Relatório de João Campos diminui atuação do MP e gera polêmica na Câmara

Texto apresentado na comissão especial também muda processos de audiências de custódia e dá aval para aproveitamento de provas ilícitas

Deputado federal João Campos (PRB-GO)| Foto: Divulgação / Câmara dos Deputados

O relator-geral da comissão especial do novo Código de Processo Penal (CPP), deputado João Campos (PRB-GO), apresentou nesta semana a primeira versão do texto que, segundo ele, servirá para nortear os debates no colegiado.

O texto tem pontos polêmicos como o dispositivo que atribui ao Ministério Público participação na investigação criminal apenas quando houver risco de ineficácia da elucidação dos fatos pela polícia, em razão de abuso do poder econômico ou político.

A Associação Nacional dos Procuradores da República (ANPR) já se posicionou contra a mudança, mas Campos defende o trecho, dizendo que o entendimento tem respaldo de decisão do Supremo Tribunal Federal.

A proposta inicial se baseia em texto já aprovado pelo Senado Federal a partir de contribuições de uma comissão de juristas (PL 8045/10 e outros 252 projetos apensados). Na Câmara, a comissão especial que analisa o tema funciona desde 2016 e conta com 5 sub-relatores, deputados: Paulo Teixeira (PT-SP), Pompeu de Mattos (PDT-RS), Rubens Pereira Júnior (PCdoB-MA), Keiko Ota (PSB-SP) e Rodrigo Pacheco (DEM-MG).

Outro ponto de debate entre os deputados foi a questão do Marco Civilizatório. Um dos sub-relatores, deputado Paulo Teixeira (PT-SP), disse que o espaço para diálogo é importante para evitar o que chamou de  retrocessos. “Esse relatório não pode retroceder em relação ao texto do Senado. Vossa Excelência, por exemplo, relativiza a audiência de custódia, que é um dos maiores avanços que o Brasil tem.
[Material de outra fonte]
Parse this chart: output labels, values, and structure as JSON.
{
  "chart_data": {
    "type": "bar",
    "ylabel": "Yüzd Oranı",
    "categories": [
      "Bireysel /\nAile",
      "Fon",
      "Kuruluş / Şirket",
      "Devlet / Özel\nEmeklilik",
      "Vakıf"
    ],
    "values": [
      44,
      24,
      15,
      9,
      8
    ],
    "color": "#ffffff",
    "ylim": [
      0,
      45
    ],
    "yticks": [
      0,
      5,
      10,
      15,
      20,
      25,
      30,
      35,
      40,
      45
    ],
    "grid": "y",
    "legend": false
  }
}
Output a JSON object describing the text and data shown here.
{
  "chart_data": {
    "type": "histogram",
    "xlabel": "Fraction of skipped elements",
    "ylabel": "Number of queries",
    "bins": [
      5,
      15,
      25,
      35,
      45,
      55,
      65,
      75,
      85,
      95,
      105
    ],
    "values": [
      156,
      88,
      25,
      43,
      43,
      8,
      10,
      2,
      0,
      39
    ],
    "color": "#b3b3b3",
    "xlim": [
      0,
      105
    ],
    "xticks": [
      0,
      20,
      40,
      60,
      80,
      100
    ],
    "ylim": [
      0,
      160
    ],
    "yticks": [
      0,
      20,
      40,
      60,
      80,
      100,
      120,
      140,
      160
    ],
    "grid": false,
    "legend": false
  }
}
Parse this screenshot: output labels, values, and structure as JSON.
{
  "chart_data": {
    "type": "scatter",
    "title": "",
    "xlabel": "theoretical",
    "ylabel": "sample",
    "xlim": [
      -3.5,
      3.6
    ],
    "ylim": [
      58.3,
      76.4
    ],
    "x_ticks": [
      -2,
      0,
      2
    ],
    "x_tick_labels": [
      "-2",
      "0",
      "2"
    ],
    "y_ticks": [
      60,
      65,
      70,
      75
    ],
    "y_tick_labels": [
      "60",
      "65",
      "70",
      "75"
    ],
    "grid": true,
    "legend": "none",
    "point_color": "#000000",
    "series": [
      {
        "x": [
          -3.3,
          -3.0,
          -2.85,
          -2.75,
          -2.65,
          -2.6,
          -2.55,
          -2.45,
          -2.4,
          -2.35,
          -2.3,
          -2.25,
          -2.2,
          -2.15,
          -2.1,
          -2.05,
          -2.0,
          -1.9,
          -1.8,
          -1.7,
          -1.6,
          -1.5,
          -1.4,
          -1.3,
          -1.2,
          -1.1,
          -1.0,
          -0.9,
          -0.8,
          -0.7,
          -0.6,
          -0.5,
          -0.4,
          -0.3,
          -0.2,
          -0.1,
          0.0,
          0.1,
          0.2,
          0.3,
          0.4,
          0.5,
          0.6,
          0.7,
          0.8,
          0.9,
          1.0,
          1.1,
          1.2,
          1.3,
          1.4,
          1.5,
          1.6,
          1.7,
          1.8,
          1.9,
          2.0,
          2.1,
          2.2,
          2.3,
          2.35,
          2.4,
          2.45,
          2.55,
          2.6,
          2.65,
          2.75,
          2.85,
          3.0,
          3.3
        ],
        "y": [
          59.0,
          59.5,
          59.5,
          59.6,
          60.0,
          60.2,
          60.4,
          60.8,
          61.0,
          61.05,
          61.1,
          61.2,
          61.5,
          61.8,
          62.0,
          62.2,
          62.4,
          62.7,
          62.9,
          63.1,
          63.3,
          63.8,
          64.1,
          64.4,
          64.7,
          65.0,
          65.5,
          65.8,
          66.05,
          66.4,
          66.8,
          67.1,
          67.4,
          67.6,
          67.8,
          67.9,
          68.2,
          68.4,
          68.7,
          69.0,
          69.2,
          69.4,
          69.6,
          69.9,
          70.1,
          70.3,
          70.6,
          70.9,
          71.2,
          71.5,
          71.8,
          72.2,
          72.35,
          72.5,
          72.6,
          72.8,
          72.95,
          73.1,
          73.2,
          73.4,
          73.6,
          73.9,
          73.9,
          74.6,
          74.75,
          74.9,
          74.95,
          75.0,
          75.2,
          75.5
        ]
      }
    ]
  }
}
Isso é um equívoco. É querer dialogar com o atraso. Audiência de custódia tem que ser presencial”, disse Teixeira.

Conforme o substitutivo de Campos, excepcionalmente, diante da impossibilidade de apresentação pessoal do preso e por decisão fundamentada do juiz, a audiência de custódia poderá ser realizada por meio de videoconferência. O relator, no entanto, sustenta que o projeto que veio do Senado não trata de audiência de custódia.

Provas ilícitas

Entre outros pontos destacados pelo relator está o melhor aproveitamento de provas obtidas ilicitamente em processo criminal. “O Senado trouxe uma regra muito rígida em relação às provas ilícitas. Eu estou procurando restabelecer o que temos no código de processo vigente, mas adotando uma visão pró-sociedade, para que tenhamos um melhor aproveitamento das provas colhidas de maneira ilícita”, disse o relator.

Campos comentou ainda a criação do juiz das garantias, prevista no texto do Senado. O juiz das garantias será responsável pelo controle da legalidade da investigação criminal e pela salvaguarda dos direitos individuais.

A reunião desta quarta-feira foi convocada também para eleger o novo presidente do colegiado. O deputado Danilo Forte (PSDB-CE), que presidiu a comissão especial no biênio 2016-2017, é o único nome indicado até o momento. A eleição acabou adiada para a próxima semana devido ao início da Ordem do Dia do Plenário, fase da sessão que impede deliberações em todas as comissões da Casa.